«Troppo rischioso vendere i beni confiscati ai privati. Ci vuole tanto rigore e attenzione, perché i boss provano sempre a riprendersi le proprie ricchezze». Don Luigi Ciotti va dritto al punto nell’intervista concessa a La Repubblica sul nuovo decreto sicurezza. «E poi non mi piace che il decreto metta assieme sicurezza, lotta alla mafia e immigrazione. Un’ inaccettabile riduzione propagandistica, l’immigrazione non si può ridurre a problema di ordine pubblico, il fenomeno va governato con la lungimiranza della politica perché riguarda i bisogni di milioni di persone».
SUI BENI CONFISCATI
«La perplessità di Libera non è pregiudiziale né ideologica. Voglio ricordare che fummo noi, per primi, nella petizione popolare che nel 1995 raccolse un milione di firme per la legge sull’uso sociale dei beni confiscati, a prevedere un’ ipotesi di vendita. Ma immaginavamo che il ricavato dovesse servire ad alimentare uno speciale fondo istituito presso le prefetture per i progetti sociali.

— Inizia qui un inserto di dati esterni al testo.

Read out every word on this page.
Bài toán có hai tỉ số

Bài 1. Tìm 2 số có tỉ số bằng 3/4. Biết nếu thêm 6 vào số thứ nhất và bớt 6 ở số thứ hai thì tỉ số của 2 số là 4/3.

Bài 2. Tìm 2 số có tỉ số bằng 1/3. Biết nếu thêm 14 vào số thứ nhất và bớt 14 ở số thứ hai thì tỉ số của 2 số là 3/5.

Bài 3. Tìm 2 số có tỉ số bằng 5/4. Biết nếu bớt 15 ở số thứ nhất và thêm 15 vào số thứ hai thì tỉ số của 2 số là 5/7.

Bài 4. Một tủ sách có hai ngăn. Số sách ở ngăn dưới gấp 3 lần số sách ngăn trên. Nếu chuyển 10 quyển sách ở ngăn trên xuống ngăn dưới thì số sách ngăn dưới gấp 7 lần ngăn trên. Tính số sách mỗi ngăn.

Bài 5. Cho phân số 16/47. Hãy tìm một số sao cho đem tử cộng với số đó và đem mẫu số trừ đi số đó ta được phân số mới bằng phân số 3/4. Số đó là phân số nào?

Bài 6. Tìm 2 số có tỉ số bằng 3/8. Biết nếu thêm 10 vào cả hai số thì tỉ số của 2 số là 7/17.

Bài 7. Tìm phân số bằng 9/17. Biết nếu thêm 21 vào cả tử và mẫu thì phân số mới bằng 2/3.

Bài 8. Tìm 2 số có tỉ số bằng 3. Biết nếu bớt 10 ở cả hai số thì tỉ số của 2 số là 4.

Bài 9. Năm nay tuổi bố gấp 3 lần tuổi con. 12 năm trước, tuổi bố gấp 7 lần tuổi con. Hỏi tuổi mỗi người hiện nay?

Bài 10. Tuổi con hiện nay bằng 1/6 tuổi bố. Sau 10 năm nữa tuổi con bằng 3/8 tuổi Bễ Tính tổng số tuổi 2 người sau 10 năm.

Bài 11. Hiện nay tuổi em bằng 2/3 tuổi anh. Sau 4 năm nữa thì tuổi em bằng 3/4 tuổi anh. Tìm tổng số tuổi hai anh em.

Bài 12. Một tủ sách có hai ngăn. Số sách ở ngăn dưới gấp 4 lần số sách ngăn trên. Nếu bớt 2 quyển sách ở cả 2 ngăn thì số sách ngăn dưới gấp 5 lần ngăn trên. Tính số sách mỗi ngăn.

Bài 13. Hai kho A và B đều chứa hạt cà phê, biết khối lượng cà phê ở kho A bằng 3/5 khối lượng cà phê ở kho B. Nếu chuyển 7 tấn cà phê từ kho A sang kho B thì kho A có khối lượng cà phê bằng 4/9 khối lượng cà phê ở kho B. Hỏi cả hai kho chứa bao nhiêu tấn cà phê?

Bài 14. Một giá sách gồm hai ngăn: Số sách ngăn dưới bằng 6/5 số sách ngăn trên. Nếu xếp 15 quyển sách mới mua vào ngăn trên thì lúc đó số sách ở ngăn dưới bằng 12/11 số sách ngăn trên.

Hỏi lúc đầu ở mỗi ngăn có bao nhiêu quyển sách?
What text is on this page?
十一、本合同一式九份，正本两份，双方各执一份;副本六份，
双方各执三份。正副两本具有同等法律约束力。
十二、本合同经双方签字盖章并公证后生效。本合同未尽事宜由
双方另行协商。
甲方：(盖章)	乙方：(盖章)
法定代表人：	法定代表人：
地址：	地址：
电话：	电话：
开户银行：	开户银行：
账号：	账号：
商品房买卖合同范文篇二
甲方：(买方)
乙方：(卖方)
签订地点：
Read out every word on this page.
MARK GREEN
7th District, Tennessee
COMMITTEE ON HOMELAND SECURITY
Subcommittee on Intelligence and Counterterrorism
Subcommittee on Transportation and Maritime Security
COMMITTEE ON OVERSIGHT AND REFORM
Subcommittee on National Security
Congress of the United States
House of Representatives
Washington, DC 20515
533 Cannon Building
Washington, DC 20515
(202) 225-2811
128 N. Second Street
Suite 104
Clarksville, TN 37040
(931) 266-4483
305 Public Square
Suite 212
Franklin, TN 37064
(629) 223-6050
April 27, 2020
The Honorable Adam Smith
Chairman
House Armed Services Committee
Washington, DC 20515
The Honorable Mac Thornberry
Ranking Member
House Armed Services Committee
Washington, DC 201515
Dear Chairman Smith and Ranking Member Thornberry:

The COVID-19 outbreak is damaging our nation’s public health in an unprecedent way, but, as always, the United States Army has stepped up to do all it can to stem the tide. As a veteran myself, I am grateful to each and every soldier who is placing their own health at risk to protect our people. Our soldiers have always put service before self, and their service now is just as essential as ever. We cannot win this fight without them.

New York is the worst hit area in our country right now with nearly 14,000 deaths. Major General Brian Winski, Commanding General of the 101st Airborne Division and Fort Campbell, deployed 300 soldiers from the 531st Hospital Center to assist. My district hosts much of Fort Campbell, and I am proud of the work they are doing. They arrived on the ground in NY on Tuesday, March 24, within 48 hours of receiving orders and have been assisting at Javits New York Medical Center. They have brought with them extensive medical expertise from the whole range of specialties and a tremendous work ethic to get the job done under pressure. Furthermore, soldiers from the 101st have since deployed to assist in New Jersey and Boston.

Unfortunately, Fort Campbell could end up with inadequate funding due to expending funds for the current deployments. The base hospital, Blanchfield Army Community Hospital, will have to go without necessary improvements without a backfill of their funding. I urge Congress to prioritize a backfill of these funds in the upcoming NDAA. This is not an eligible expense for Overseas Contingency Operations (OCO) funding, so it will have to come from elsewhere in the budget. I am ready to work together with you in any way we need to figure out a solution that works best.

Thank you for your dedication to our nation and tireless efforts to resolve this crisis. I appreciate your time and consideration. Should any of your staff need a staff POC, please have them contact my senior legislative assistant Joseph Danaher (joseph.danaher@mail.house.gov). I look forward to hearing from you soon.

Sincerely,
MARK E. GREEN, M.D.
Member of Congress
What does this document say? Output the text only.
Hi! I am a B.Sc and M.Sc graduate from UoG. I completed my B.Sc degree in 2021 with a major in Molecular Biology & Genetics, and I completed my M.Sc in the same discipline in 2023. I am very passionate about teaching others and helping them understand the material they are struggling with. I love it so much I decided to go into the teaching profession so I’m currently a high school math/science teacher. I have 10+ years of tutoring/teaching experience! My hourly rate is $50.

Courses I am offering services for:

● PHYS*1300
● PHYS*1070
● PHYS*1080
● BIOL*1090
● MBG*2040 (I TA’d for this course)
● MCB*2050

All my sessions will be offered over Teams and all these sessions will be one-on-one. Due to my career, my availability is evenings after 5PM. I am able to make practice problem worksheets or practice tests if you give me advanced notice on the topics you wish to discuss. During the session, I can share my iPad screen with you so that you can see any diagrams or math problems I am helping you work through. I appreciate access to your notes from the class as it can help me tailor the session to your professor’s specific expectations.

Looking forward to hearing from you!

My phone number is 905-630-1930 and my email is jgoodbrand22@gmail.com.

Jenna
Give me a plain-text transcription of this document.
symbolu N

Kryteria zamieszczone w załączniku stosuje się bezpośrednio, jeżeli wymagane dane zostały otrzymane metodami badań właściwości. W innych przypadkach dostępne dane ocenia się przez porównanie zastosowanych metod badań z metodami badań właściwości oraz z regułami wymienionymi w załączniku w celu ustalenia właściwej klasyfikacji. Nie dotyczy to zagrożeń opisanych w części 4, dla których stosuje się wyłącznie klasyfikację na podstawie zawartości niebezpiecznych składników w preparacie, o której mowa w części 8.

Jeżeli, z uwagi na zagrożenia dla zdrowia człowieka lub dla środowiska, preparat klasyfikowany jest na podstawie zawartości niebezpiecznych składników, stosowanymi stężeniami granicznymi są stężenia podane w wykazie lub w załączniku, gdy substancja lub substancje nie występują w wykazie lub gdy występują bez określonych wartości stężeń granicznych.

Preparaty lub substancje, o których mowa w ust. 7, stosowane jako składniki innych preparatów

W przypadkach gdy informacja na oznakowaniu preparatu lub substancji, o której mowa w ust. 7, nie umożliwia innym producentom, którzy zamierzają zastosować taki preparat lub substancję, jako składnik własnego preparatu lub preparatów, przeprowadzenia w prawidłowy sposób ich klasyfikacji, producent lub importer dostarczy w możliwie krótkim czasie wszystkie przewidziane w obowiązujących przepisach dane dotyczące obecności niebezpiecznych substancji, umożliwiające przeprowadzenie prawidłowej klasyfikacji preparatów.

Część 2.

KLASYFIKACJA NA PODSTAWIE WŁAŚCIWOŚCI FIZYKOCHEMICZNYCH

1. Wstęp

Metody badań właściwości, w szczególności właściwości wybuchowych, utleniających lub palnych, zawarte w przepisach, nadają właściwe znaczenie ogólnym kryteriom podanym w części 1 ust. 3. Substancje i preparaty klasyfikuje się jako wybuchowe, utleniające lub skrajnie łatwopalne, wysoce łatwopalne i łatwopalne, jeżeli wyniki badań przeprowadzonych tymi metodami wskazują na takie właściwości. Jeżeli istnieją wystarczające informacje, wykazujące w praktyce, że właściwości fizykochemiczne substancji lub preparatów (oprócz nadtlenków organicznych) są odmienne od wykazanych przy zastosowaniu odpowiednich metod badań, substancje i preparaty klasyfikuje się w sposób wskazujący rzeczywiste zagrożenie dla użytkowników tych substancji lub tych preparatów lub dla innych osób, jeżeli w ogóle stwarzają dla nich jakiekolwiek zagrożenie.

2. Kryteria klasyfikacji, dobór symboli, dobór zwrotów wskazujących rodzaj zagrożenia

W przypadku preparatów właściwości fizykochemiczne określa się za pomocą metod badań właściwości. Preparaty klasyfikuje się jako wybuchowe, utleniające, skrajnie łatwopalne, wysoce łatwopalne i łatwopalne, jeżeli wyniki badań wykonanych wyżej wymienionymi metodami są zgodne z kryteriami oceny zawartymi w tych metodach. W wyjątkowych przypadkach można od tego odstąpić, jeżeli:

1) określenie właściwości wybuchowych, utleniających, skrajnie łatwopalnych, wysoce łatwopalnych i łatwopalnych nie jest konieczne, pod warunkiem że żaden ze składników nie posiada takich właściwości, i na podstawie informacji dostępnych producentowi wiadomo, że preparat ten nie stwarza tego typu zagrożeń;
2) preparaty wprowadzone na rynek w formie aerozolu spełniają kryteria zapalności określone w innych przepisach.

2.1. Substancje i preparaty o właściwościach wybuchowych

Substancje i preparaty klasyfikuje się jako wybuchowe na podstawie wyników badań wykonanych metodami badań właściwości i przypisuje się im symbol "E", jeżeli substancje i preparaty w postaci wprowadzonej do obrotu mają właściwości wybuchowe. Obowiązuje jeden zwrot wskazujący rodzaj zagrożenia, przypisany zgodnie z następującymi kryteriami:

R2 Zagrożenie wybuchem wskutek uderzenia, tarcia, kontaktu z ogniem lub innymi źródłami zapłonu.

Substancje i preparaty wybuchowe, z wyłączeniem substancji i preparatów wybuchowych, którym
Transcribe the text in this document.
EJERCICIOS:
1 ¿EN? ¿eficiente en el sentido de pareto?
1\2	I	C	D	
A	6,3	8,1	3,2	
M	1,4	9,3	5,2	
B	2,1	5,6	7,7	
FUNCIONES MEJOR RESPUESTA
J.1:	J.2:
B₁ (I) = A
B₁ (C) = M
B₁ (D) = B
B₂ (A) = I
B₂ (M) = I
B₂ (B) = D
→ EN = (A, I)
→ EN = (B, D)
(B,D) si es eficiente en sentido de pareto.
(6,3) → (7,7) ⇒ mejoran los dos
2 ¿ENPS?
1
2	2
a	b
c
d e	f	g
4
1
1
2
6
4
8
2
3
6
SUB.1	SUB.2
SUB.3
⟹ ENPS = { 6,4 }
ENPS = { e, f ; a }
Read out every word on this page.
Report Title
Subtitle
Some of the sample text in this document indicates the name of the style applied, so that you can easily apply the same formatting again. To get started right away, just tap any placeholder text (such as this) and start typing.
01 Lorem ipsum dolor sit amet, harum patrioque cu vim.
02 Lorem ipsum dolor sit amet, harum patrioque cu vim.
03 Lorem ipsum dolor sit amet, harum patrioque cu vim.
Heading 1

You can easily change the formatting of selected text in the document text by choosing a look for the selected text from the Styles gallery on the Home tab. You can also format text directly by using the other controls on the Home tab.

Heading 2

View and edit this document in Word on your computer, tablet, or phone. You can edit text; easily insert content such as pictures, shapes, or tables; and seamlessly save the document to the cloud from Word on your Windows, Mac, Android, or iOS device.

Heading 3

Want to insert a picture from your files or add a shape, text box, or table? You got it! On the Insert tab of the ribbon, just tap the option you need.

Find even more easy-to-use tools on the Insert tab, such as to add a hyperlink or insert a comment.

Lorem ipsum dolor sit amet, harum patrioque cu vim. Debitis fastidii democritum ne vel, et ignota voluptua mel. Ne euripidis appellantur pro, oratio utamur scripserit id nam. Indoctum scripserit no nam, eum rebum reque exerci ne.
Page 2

Le aspettative sono andate deluse».
E ancora: «Appena il 20 per cento dei proventi va all’ Agenzia dei beni confiscati e alle attività sociali, educative e culturali promosse nei beni sottratti alla mafia (…): rischia di venire meno lo spirito della legge: le ricchezze rubate alla comunità devono essere restituite alla comunità».